President Obama has reportedly dropped the word “empathy” from his speeches about the Supreme Court, likely in response to conservatives’ claims that empathy has no place in our justice system.
How strange. The president is expected to end each speech with a religious invocation: “God bless America.” But he gets smeared for seeking to infuse our public institutions with empathy, one of the most spiritual human impulses.
Since my post last week about this issue, the empathy debate has continued to boil on, and has even taken a few unexpected turns.
Yesterday Charles Krauthammer delivered a fairly routine argument against Obama’s invocation of empathy, saying “empathy is a vital virtue to be exercised in private life” and in legislation, but not in the justice system.
Today, however, David Brooks took an unexpectedly strong stand in defense of empathy, describing it as a basic force in all human decision-making and suggesting that Sonia Sotomayor “will be a good justice if she can empathize with the many types of people and actions involved in a case, but a bad justice if she can only empathize with one type, one ethnic group or one social class.” In other words, the more empathy the better.
Stanley Fish succeeded in cutting to the heart of the debate in his op-ed this past weekend. The empathy controversy, he explained, is rooted in the fissure between justice and legality:
You might think that “legal” and “just” go together, and sometimes they do; but in the real world “just” and “legal” can come apart. A decision is just when it reflects an overarching vision of what is owed is to each man and woman. A decision is legal when it can be said to follow from established rules, statutes, precedents.
In this framework, an empathetic judge is one who rules on legality with an eye toward justice.
Fish goes on to explain that influential lawyers have criticized the Brown v. Board decision as lacking a strong legal basis.

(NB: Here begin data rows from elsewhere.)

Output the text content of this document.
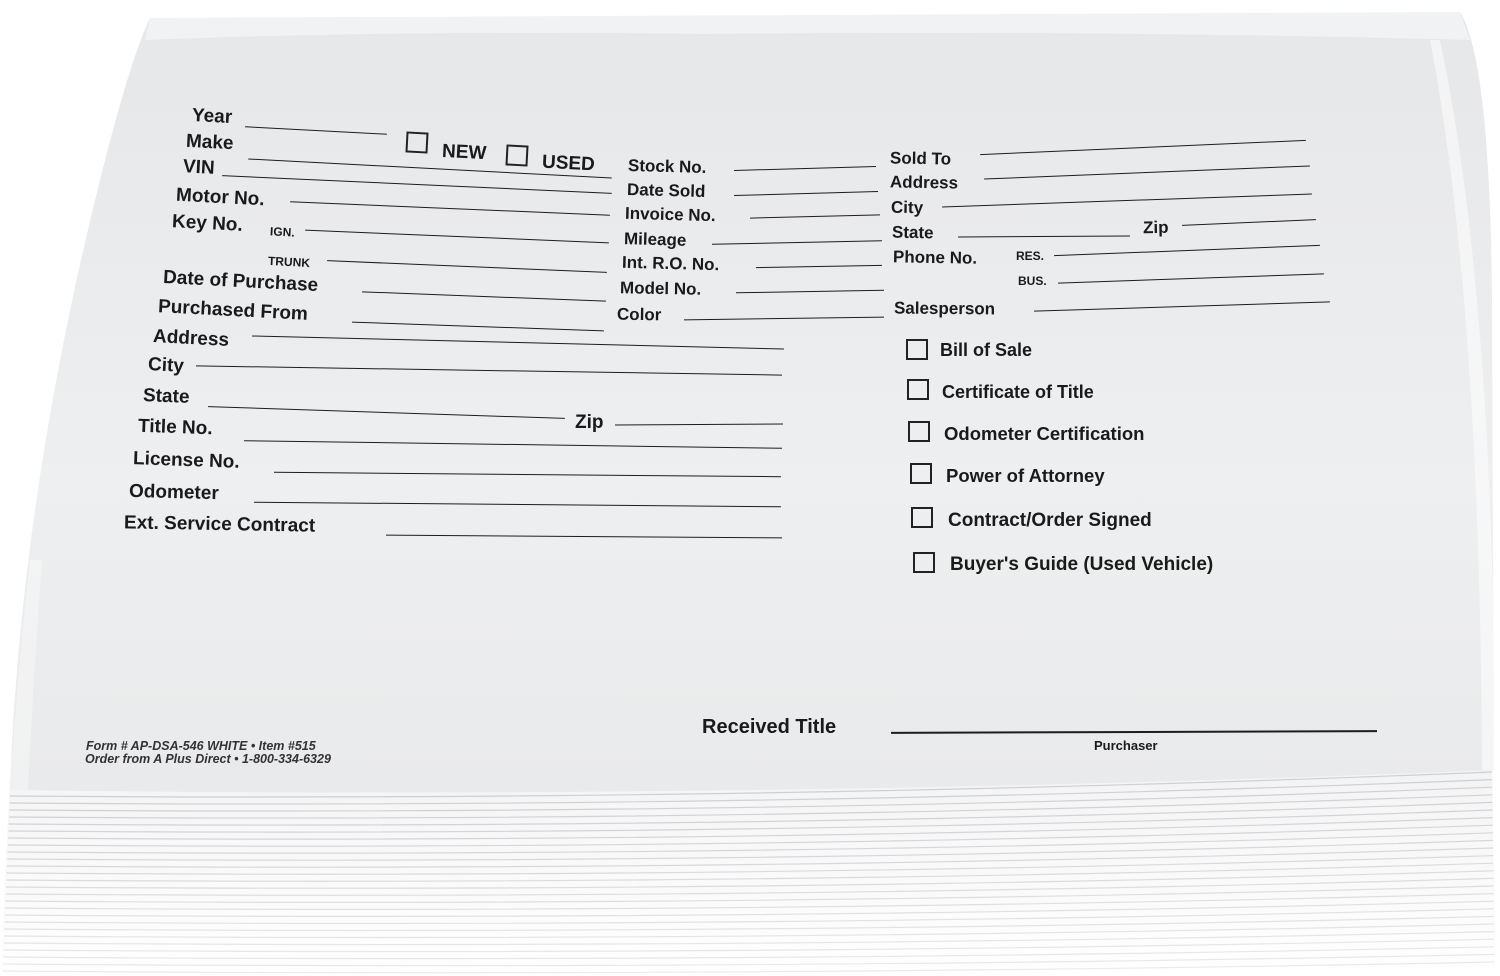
Year
NEW	USED
Make
VIN
Motor No.
Key No. IGN.
TRUNK
Date of Purchase
Purchased From
Address
City
State
Zip
Title No.
License No.
Odometer
Ext. Service Contract
Stock No.
Date Sold
Invoice No.
Mileage
Int. R.O. No.
Model No.
Color
Sold To
Address
City
State	Zip
Phone No.	RES.
BUS.
Salesperson
Bill of Sale
Certificate of Title
Odometer Certification
Power of Attorney
Contract/Order Signed
Buyer's Guide (Used Vehicle)
Received Title
Purchaser
Form # AP-DSA-546 WHITE • Item #515
Order from A Plus Direct • 1-800-334-6329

Only empathetic judges (rather than those rigidly obsessed with precedents) could have made that ruling, which we now see as so basic and foundational to our society.
It’s disappointing that despite Obama’s strong words about empathy, he appears nevertheless to have picked a nominee who seems inclined to hew narrowly to precedent, rather than taking a more expansive view of the courts’ role in advancing equality.